Over the course of the semester, our class worked on a personal essay project that taught us how to embrace our identity as Mormon writers while remaining true to our literary roots. We went through multiple drafts, striving to develop focus on topics and moments in our lives that would be engaging to readers while also incorporating connections to the Book of Mormon. This was a difficult process that had frustrations as we tried to find balance and triumphs as we shared our stories and learned just how powerful opening up in a literary way can be.

To help you (future ENGL 268 writers, English Department faculty, friends and family, random internet trolls) understand how we got to this point, we've compiled a record on our experience with developing solid personal essays.

Things we tried to do:

1. Be Authentic

A personal essay needs to be personal. But how personal is too personal? We struggled with finding the right place between too much information and not enough detail. Mandy experienced this as she tried to accurately portray her experience in an emotionally abusive relationship.

Her first draft tried to exclude the relationship while focusing on the dream it prompted, but after feedback from her classmates and friends who read the essay she decided that draft wasn't entirely honest. To fully tell her story and to help readers understand why such a dream was needed, she opened up and the following drafts gave just enough detail to set the scene and establish pathos without oversharing some of the darker details. 

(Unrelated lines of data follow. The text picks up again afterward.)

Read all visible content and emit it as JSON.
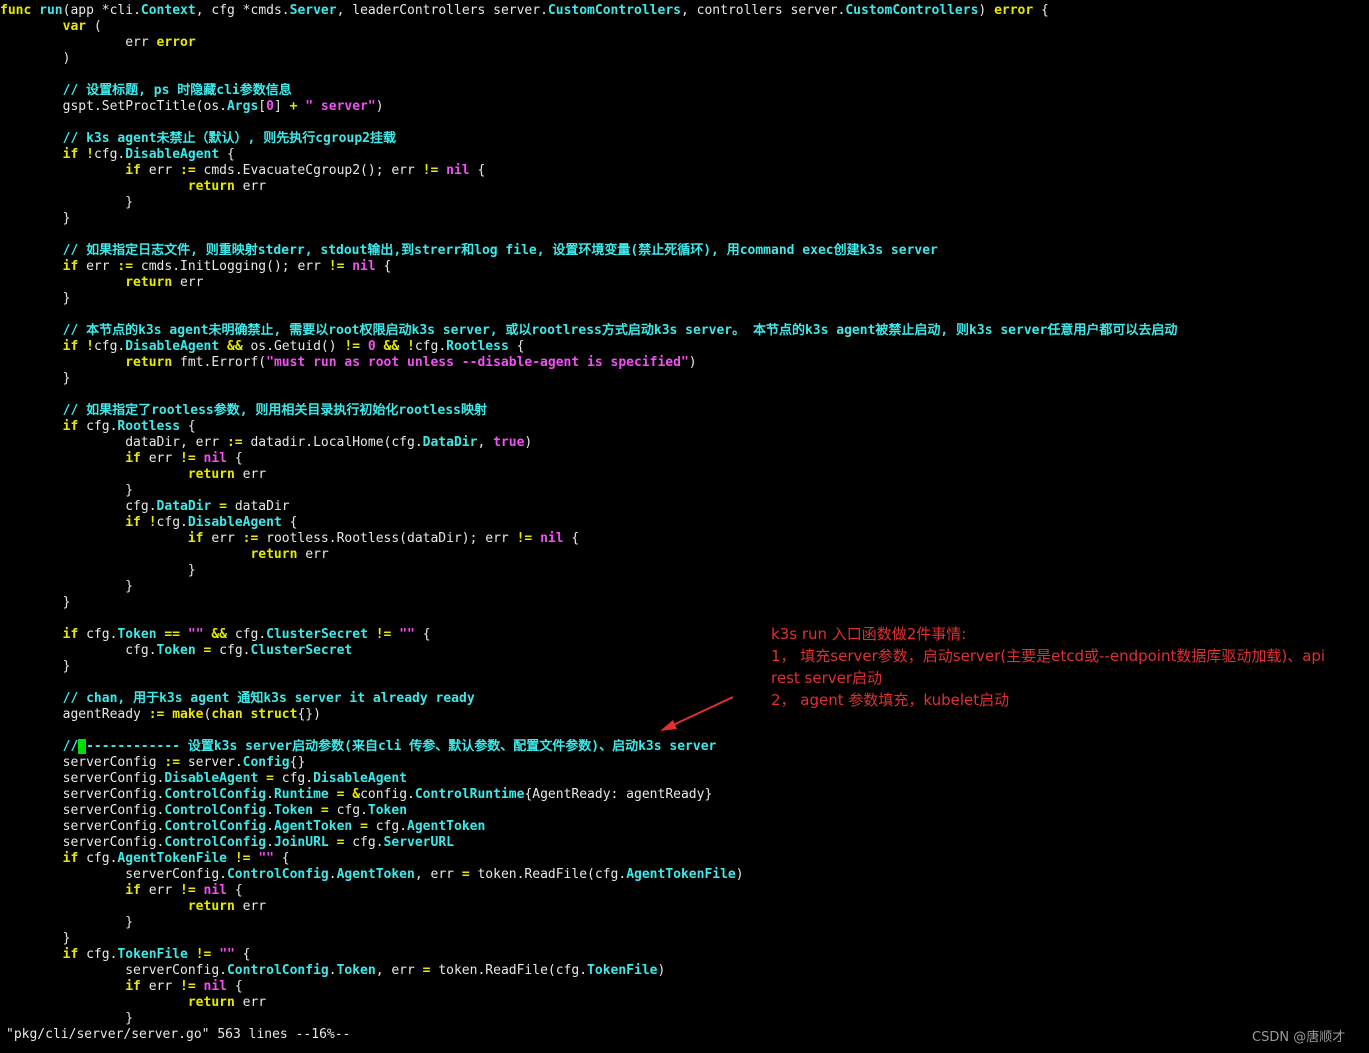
{
  "editor": {
    "lines": [
      [
        [
          "k",
          "func"
        ],
        [
          "p",
          " "
        ],
        [
          "f",
          "run"
        ],
        [
          "p",
          "(app *cli."
        ],
        [
          "fb",
          "Context"
        ],
        [
          "p",
          ", cfg *cmds."
        ],
        [
          "fb",
          "Server"
        ],
        [
          "p",
          ", leaderControllers server."
        ],
        [
          "fb",
          "CustomControllers"
        ],
        [
          "p",
          ", controllers server."
        ],
        [
          "fb",
          "CustomControllers"
        ],
        [
          "p",
          ") "
        ],
        [
          "k",
          "error"
        ],
        [
          "p",
          " {"
        ]
      ],
      [
        [
          "p",
          "        "
        ],
        [
          "k",
          "var"
        ],
        [
          "p",
          " ("
        ]
      ],
      [
        [
          "p",
          "                err "
        ],
        [
          "k",
          "error"
        ]
      ],
      [
        [
          "p",
          "        )"
        ]
      ],
      [
        [
          "p",
          ""
        ]
      ],
      [
        [
          "p",
          "        "
        ],
        [
          "c",
          "// 设置标题, ps 时隐藏cli参数信息"
        ]
      ],
      [
        [
          "p",
          "        gspt.SetProcTitle(os."
        ],
        [
          "fb",
          "Args"
        ],
        [
          "p",
          "["
        ],
        [
          "n",
          "0"
        ],
        [
          "p",
          "] "
        ],
        [
          "o",
          "+"
        ],
        [
          "p",
          " "
        ],
        [
          "s",
          "\" server\""
        ],
        [
          "p",
          ")"
        ]
      ],
      [
        [
          "p",
          ""
        ]
      ],
      [
        [
          "p",
          "        "
        ],
        [
          "c",
          "// k3s agent未禁止（默认）, 则先执行cgroup2挂载"
        ]
      ],
      [
        [
          "p",
          "        "
        ],
        [
          "k",
          "if"
        ],
        [
          "p",
          " "
        ],
        [
          "o",
          "!"
        ],
        [
          "p",
          "cfg."
        ],
        [
          "fb",
          "DisableAgent"
        ],
        [
          "p",
          " {"
        ]
      ],
      [
        [
          "p",
          "                "
        ],
        [
          "k",
          "if"
        ],
        [
          "p",
          " err "
        ],
        [
          "o",
          ":="
        ],
        [
          "p",
          " cmds.EvacuateCgroup2(); err "
        ],
        [
          "o",
          "!="
        ],
        [
          "p",
          " "
        ],
        [
          "n",
          "nil"
        ],
        [
          "p",
          " {"
        ]
      ],
      [
        [
          "p",
          "                        "
        ],
        [
          "k",
          "return"
        ],
        [
          "p",
          " err"
        ]
      ],
      [
        [
          "p",
          "                }"
        ]
      ],
      [
        [
          "p",
          "        }"
        ]
      ],
      [
        [
          "p",
          ""
        ]
      ],
      [
        [
          "p",
          "        "
        ],
        [
          "c",
          "// 如果指定日志文件, 则重映射stderr, stdout输出,到strerr和log file, 设置环境变量(禁止死循环), 用command exec创建k3s server"
        ]
      ],
      [
        [
          "p",
          "        "
        ],
        [
          "k",
          "if"
        ],
        [
          "p",
          " err "
        ],
        [
          "o",
          ":="
        ],
        [
          "p",
          " cmds.InitLogging(); err "
        ],
        [
          "o",
          "!="
        ],
        [
          "p",
          " "
        ],
        [
          "n",
          "nil"
        ],
        [
          "p",
          " {"
        ]
      ],
      [
        [
          "p",
          "                "
        ],
        [
          "k",
          "return"
        ],
        [
          "p",
          " err"
        ]
      ],
      [
        [
          "p",
          "        }"
        ]
      ],
      [
        [
          "p",
          ""
        ]
      ],
      [
        [
          "p",
          "        "
        ],
        [
          "c",
          "// 本节点的k3s agent未明确禁止, 需要以root权限启动k3s server, 或以rootlress方式启动k3s server。 本节点的k3s agent被禁止启动, 则k3s server任意用户都可以去启动"
        ]
      ],
      [
        [
          "p",
          "        "
        ],
        [
          "k",
          "if"
        ],
        [
          "p",
          " "
        ],
        [
          "o",
          "!"
        ],
        [
          "p",
          "cfg."
        ],
        [
          "fb",
          "DisableAgent"
        ],
        [
          "p",
          " "
        ],
        [
          "o",
          "&&"
        ],
        [
          "p",
          " os.Getuid() "
        ],
        [
          "o",
          "!="
        ],
        [
          "p",
          " "
        ],
        [
          "n",
          "0"
        ],
        [
          "p",
          " "
        ],
        [
          "o",
          "&&"
        ],
        [
          "p",
          " "
        ],
        [
          "o",
          "!"
        ],
        [
          "p",
          "cfg."
        ],
        [
          "fb",
          "Rootless"
        ],
        [
          "p",
          " {"
        ]
      ],
      [
        [
          "p",
          "                "
        ],
        [
          "k",
          "return"
        ],
        [
          "p",
          " fmt.Errorf("
        ],
        [
          "s",
          "\"must run as root unless --disable-agent is specified\""
        ],
        [
          "p",
          ")"
        ]
      ],
      [
        [
          "p",
          "        }"
        ]
      ],
      [
        [
          "p",
          ""
        ]
      ],
      [
        [
          "p",
          "        "
        ],
        [
          "c",
          "// 如果指定了rootless参数, 则用相关目录执行初始化rootless映射"
        ]
      ],
      [
        [
          "p",
          "        "
        ],
        [
          "k",
          "if"
        ],
        [
          "p",
          " cfg."
        ],
        [
          "fb",
          "Rootless"
        ],
        [
          "p",
          " {"
        ]
      ],
      [
        [
          "p",
          "                dataDir, err "
        ],
        [
          "o",
          ":="
        ],
        [
          "p",
          " datadir.LocalHome(cfg."
        ],
        [
          "fb",
          "DataDir"
        ],
        [
          "p",
          ", "
        ],
        [
          "n",
          "true"
        ],
        [
          "p",
          ")"
        ]
      ],
      [
        [
          "p",
          "                "
        ],
        [
          "k",
          "if"
        ],
        [
          "p",
          " err "
        ],
        [
          "o",
          "!="
        ],
        [
          "p",
          " "
        ],
        [
          "n",
          "nil"
        ],
        [
          "p",
          " {"
        ]
      ],
      [
        [
          "p",
          "                        "
        ],
        [
          "k",
          "return"
        ],
        [
          "p",
          " err"
        ]
      ],
      [
        [
          "p",
          "                }"
        ]
      ],
      [
        [
          "p",
          "                cfg."
        ],
        [
          "fb",
          "DataDir"
        ],
        [
          "p",
          " "
        ],
        [
          "o",
          "="
        ],
        [
          "p",
          " dataDir"
        ]
      ],
      [
        [
          "p",
          "                "
        ],
        [
          "k",
          "if"
        ],
        [
          "p",
          " "
        ],
        [
          "o",
          "!"
        ],
        [
          "p",
          "cfg."
        ],
        [
          "fb",
          "DisableAgent"
        ],
        [
          "p",
          " {"
        ]
      ],
      [
        [
          "p",
          "                        "
        ],
        [
          "k",
          "if"
        ],
        [
          "p",
          " err "
        ],
        [
          "o",
          ":="
        ],
        [
          "p",
          " rootless.Rootless(dataDir); err "
        ],
        [
          "o",
          "!="
        ],
        [
          "p",
          " "
        ],
        [
          "n",
          "nil"
        ],
        [
          "p",
          " {"
        ]
      ],
      [
        [
          "p",
          "                                "
        ],
        [
          "k",
          "return"
        ],
        [
          "p",
          " err"
        ]
      ],
      [
        [
          "p",
          "                        }"
        ]
      ],
      [
        [
          "p",
          "                }"
        ]
      ],
      [
        [
          "p",
          "        }"
        ]
      ],
      [
        [
          "p",
          ""
        ]
      ],
      [
        [
          "p",
          "        "
        ],
        [
          "k",
          "if"
        ],
        [
          "p",
          " cfg."
        ],
        [
          "fb",
          "Token"
        ],
        [
          "p",
          " "
        ],
        [
          "o",
          "=="
        ],
        [
          "p",
          " "
        ],
        [
          "s",
          "\"\""
        ],
        [
          "p",
          " "
        ],
        [
          "o",
          "&&"
        ],
        [
          "p",
          " cfg."
        ],
        [
          "fb",
          "ClusterSecret"
        ],
        [
          "p",
          " "
        ],
        [
          "o",
          "!="
        ],
        [
          "p",
          " "
        ],
        [
          "s",
          "\"\""
        ],
        [
          "p",
          " {"
        ]
      ],
      [
        [
          "p",
          "                cfg."
        ],
        [
          "fb",
          "Token"
        ],
        [
          "p",
          " "
        ],
        [
          "o",
          "="
        ],
        [
          "p",
          " cfg."
        ],
        [
          "fb",
          "ClusterSecret"
        ]
      ],
      [
        [
          "p",
          "        }"
        ]
      ],
      [
        [
          "p",
          ""
        ]
      ],
      [
        [
          "p",
          "        "
        ],
        [
          "c",
          "// chan, 用于k3s agent 通知k3s server it already ready"
        ]
      ],
      [
        [
          "p",
          "        agentReady "
        ],
        [
          "o",
          ":="
        ],
        [
          "p",
          " "
        ],
        [
          "k",
          "make"
        ],
        [
          "p",
          "("
        ],
        [
          "k",
          "chan"
        ],
        [
          "p",
          " "
        ],
        [
          "k",
          "struct"
        ],
        [
          "p",
          "{})"
        ]
      ],
      [
        [
          "p",
          ""
        ]
      ],
      [
        [
          "p",
          "        "
        ],
        [
          "c",
          "//"
        ],
        [
          "cur",
          "-"
        ],
        [
          "c",
          "------------ 设置k3s server启动参数(来自cli 传参、默认参数、配置文件参数)、启动k3s server"
        ]
      ],
      [
        [
          "p",
          "        serverConfig "
        ],
        [
          "o",
          ":="
        ],
        [
          "p",
          " server."
        ],
        [
          "fb",
          "Config"
        ],
        [
          "p",
          "{}"
        ]
      ],
      [
        [
          "p",
          "        serverConfig."
        ],
        [
          "fb",
          "DisableAgent"
        ],
        [
          "p",
          " "
        ],
        [
          "o",
          "="
        ],
        [
          "p",
          " cfg."
        ],
        [
          "fb",
          "DisableAgent"
        ]
      ],
      [
        [
          "p",
          "        serverConfig."
        ],
        [
          "fb",
          "ControlConfig"
        ],
        [
          "p",
          "."
        ],
        [
          "fb",
          "Runtime"
        ],
        [
          "p",
          " "
        ],
        [
          "o",
          "="
        ],
        [
          "p",
          " "
        ],
        [
          "o",
          "&"
        ],
        [
          "p",
          "config."
        ],
        [
          "fb",
          "ControlRuntime"
        ],
        [
          "p",
          "{AgentReady: agentReady}"
        ]
      ],
      [
        [
          "p",
          "        serverConfig."
        ],
        [
          "fb",
          "ControlConfig"
        ],
        [
          "p",
          "."
        ],
        [
          "fb",
          "Token"
        ],
        [
          "p",
          " "
        ],
        [
          "o",
          "="
        ],
        [
          "p",
          " cfg."
        ],
        [
          "fb",
          "Token"
        ]
      ],
      [
        [
          "p",
          "        serverConfig."
        ],
        [
          "fb",
          "ControlConfig"
        ],
        [
          "p",
          "."
        ],
        [
          "fb",
          "AgentToken"
        ],
        [
          "p",
          " "
        ],
        [
          "o",
          "="
        ],
        [
          "p",
          " cfg."
        ],
        [
          "fb",
          "AgentToken"
        ]
      ],
      [
        [
          "p",
          "        serverConfig."
        ],
        [
          "fb",
          "ControlConfig"
        ],
        [
          "p",
          "."
        ],
        [
          "fb",
          "JoinURL"
        ],
        [
          "p",
          " "
        ],
        [
          "o",
          "="
        ],
        [
          "p",
          " cfg."
        ],
        [
          "fb",
          "ServerURL"
        ]
      ],
      [
        [
          "p",
          "        "
        ],
        [
          "k",
          "if"
        ],
        [
          "p",
          " cfg."
        ],
        [
          "fb",
          "AgentTokenFile"
        ],
        [
          "p",
          " "
        ],
        [
          "o",
          "!="
        ],
        [
          "p",
          " "
        ],
        [
          "s",
          "\"\""
        ],
        [
          "p",
          " {"
        ]
      ],
      [
        [
          "p",
          "                serverConfig."
        ],
        [
          "fb",
          "ControlConfig"
        ],
        [
          "p",
          "."
        ],
        [
          "fb",
          "AgentToken"
        ],
        [
          "p",
          ", err "
        ],
        [
          "o",
          "="
        ],
        [
          "p",
          " token.ReadFile(cfg."
        ],
        [
          "fb",
          "AgentTokenFile"
        ],
        [
          "p",
          ")"
        ]
      ],
      [
        [
          "p",
          "                "
        ],
        [
          "k",
          "if"
        ],
        [
          "p",
          " err "
        ],
        [
          "o",
          "!="
        ],
        [
          "p",
          " "
        ],
        [
          "n",
          "nil"
        ],
        [
          "p",
          " {"
        ]
      ],
      [
        [
          "p",
          "                        "
        ],
        [
          "k",
          "return"
        ],
        [
          "p",
          " err"
        ]
      ],
      [
        [
          "p",
          "                }"
        ]
      ],
      [
        [
          "p",
          "        }"
        ]
      ],
      [
        [
          "p",
          "        "
        ],
        [
          "k",
          "if"
        ],
        [
          "p",
          " cfg."
        ],
        [
          "fb",
          "TokenFile"
        ],
        [
          "p",
          " "
        ],
        [
          "o",
          "!="
        ],
        [
          "p",
          " "
        ],
        [
          "s",
          "\"\""
        ],
        [
          "p",
          " {"
        ]
      ],
      [
        [
          "p",
          "                serverConfig."
        ],
        [
          "fb",
          "ControlConfig"
        ],
        [
          "p",
          "."
        ],
        [
          "fb",
          "Token"
        ],
        [
          "p",
          ", err "
        ],
        [
          "o",
          "="
        ],
        [
          "p",
          " token.ReadFile(cfg."
        ],
        [
          "fb",
          "TokenFile"
        ],
        [
          "p",
          ")"
        ]
      ],
      [
        [
          "p",
          "                "
        ],
        [
          "k",
          "if"
        ],
        [
          "p",
          " err "
        ],
        [
          "o",
          "!="
        ],
        [
          "p",
          " "
        ],
        [
          "n",
          "nil"
        ],
        [
          "p",
          " {"
        ]
      ],
      [
        [
          "p",
          "                        "
        ],
        [
          "k",
          "return"
        ],
        [
          "p",
          " err"
        ]
      ],
      [
        [
          "p",
          "                }"
        ]
      ]
    ],
    "status_line": "\"pkg/cli/server/server.go\" 563 lines --16%--"
  },
  "annotation": {
    "color": "#e03030",
    "lines": [
      "k3s run 入口函数做2件事情:",
      "1， 填充server参数，启动server(主要是etcd或--endpoint数据库驱动加载)、api rest server启动",
      "2， agent 参数填充，kubelet启动"
    ]
  },
  "watermark": "CSDN @唐顺才"
}
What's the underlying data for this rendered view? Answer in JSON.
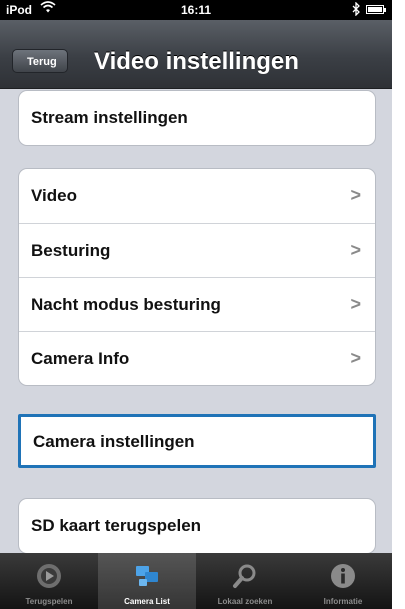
{
  "status_bar": {
    "carrier": "iPod",
    "time": "16:11"
  },
  "nav": {
    "back_label": "Terug",
    "title": "Video instellingen"
  },
  "groups": [
    {
      "items": [
        {
          "label": "Stream instellingen",
          "chevron": false
        }
      ]
    },
    {
      "items": [
        {
          "label": "Video",
          "chevron": true
        },
        {
          "label": "Besturing",
          "chevron": true
        },
        {
          "label": "Nacht modus besturing",
          "chevron": true
        },
        {
          "label": "Camera Info",
          "chevron": true
        }
      ]
    },
    {
      "items": [
        {
          "label": "Camera instellingen",
          "chevron": false,
          "selected": true
        }
      ]
    },
    {
      "items": [
        {
          "label": "SD kaart terugspelen",
          "chevron": false
        }
      ]
    }
  ],
  "chevron_glyph": ">",
  "tabs": [
    {
      "label": "Terugspelen",
      "icon": "playback-icon",
      "active": false
    },
    {
      "label": "Camera List",
      "icon": "camera-list-icon",
      "active": true
    },
    {
      "label": "Lokaal zoeken",
      "icon": "search-icon",
      "active": false
    },
    {
      "label": "Informatie",
      "icon": "info-icon",
      "active": false
    }
  ],
  "colors": {
    "selection_border": "#1f73b7",
    "background": "#d3d6de",
    "navbar": "#3b3f45"
  }
}
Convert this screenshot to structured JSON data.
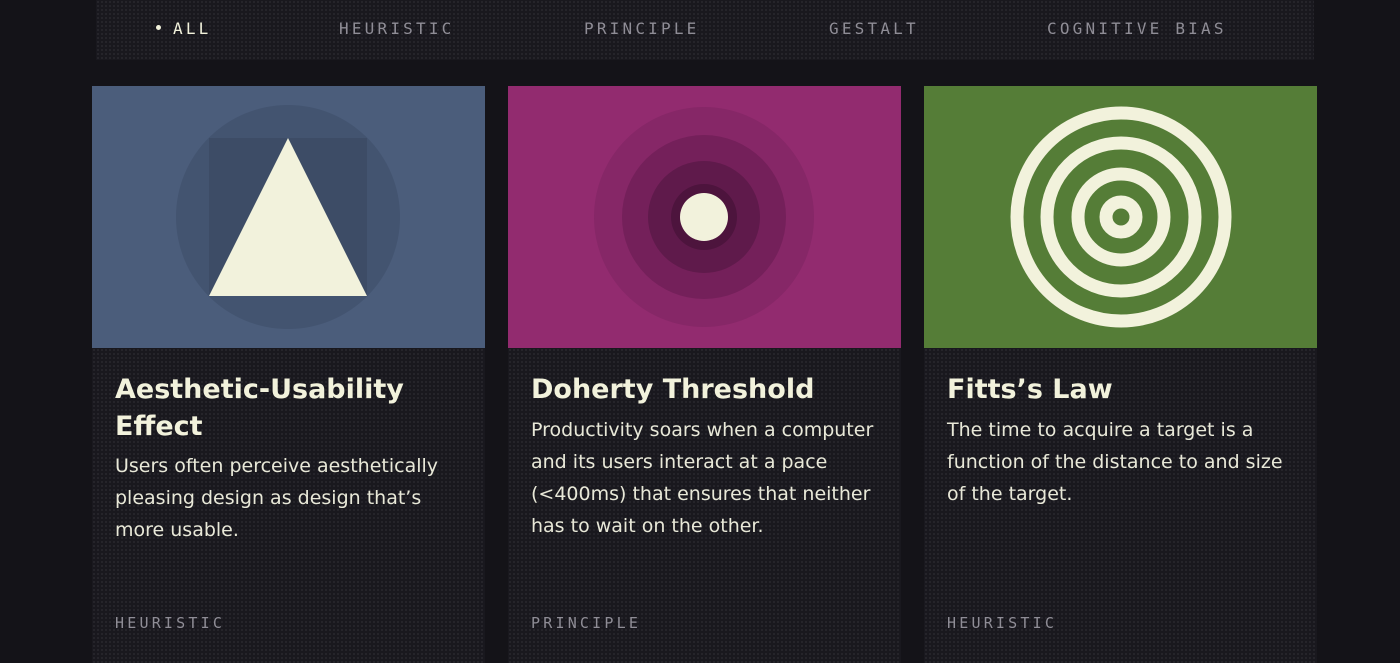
{
  "filters": [
    {
      "label": "ALL",
      "active": true
    },
    {
      "label": "HEURISTIC",
      "active": false
    },
    {
      "label": "PRINCIPLE",
      "active": false
    },
    {
      "label": "GESTALT",
      "active": false
    },
    {
      "label": "COGNITIVE BIAS",
      "active": false
    }
  ],
  "cards": [
    {
      "title": "Aesthetic-Usability Effect",
      "description": "Users often perceive aesthetically pleasing design as design that’s more usable.",
      "category": "HEURISTIC",
      "illustration": "triangle-icon",
      "bg_color": "#4b5d7b"
    },
    {
      "title": "Doherty Threshold",
      "description": "Productivity soars when a computer and its users interact at a pace (<400ms) that ensures that neither has to wait on the other.",
      "category": "PRINCIPLE",
      "illustration": "concentric-fade-icon",
      "bg_color": "#922b6f"
    },
    {
      "title": "Fitts’s Law",
      "description": "The time to acquire a target is a function of the distance to and size of the target.",
      "category": "HEURISTIC",
      "illustration": "target-rings-icon",
      "bg_color": "#557d37"
    }
  ],
  "colors": {
    "page_bg": "#141318",
    "text_primary": "#f2f2dc",
    "text_muted": "#8f8d96",
    "shape_fill": "#f2f2dc"
  }
}
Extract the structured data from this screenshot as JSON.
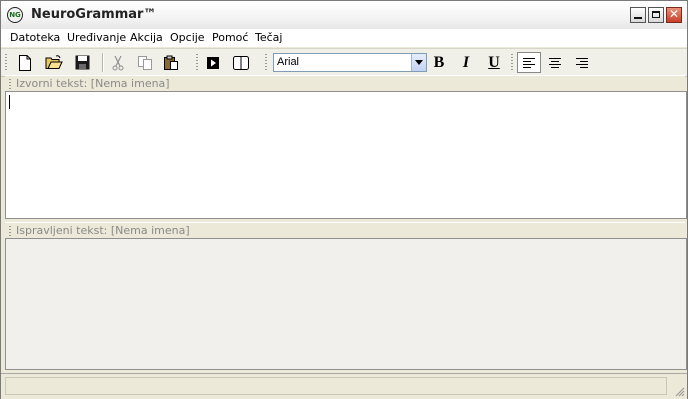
{
  "window": {
    "title": "NeuroGrammar™",
    "icon_text": "NG",
    "icon": "neurogrammar-logo-icon"
  },
  "menu": [
    "Datoteka",
    "Uređivanje",
    "Akcija",
    "Opcije",
    "Pomoć",
    "Tečaj"
  ],
  "toolbar": {
    "buttons": [
      "new-document-icon",
      "open-folder-icon",
      "save-icon",
      "cut-icon",
      "copy-icon",
      "paste-icon",
      "run-check-icon",
      "split-view-icon"
    ],
    "font": "Arial",
    "bold": "B",
    "italic": "I",
    "underline": "U",
    "align_buttons": [
      "align-left-icon",
      "align-center-icon",
      "align-right-icon"
    ],
    "active_align": "left"
  },
  "source_pane": {
    "header": "Izvorni tekst: [Nema imena]",
    "text": ""
  },
  "corrected_pane": {
    "header": "Ispravljeni tekst: [Nema imena]",
    "text": ""
  },
  "status": {
    "text": ""
  },
  "colors": {
    "face": "#ece9d8",
    "editor_bg": "#ffffff",
    "corrected_bg": "#f1f0ec",
    "header_text": "#8a8a8a"
  }
}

Opening up and being vulnerable is difficult, but doing so can allow important discussions to take place if you're willing to have courage to get them started. 

2. Share Intentionally

It can be tricky trying to determine the best format to share these essays online. Sharing online provides many opportunities to reach a vast audience. That audience can only be reached with constant promotion or direct messages to pre-determined readers. We are able to share our essays quickly covering more ground by posting on our social media, sending emails and posting on blogs. It is important to be cautious however about the length of the essays. Once we have reached 700-1000 words we are reaching the maximum length. People want short and to the point things they can read and get the most out of. Keeping it short and to the point is very important.

3. Use Dialogue (when appropriate)

Using quotes in a personal essay could add value to your story. Although using too many quotes might be a sign of weak writing, using quotes wisely in a personal essay helps to strength your statement.

Emily's essay was a great example of how using quotes helps to enrich an essay. In addition, it is very important to mention the author of the quote to help the reader identify the origin of the quote or simply by relate the quote to its owner. Even though paraphrasing is the best method to incorporate other people's thoughts into your essay, sometimes using a quote is the best way to express the feelings you want to convey to your audience.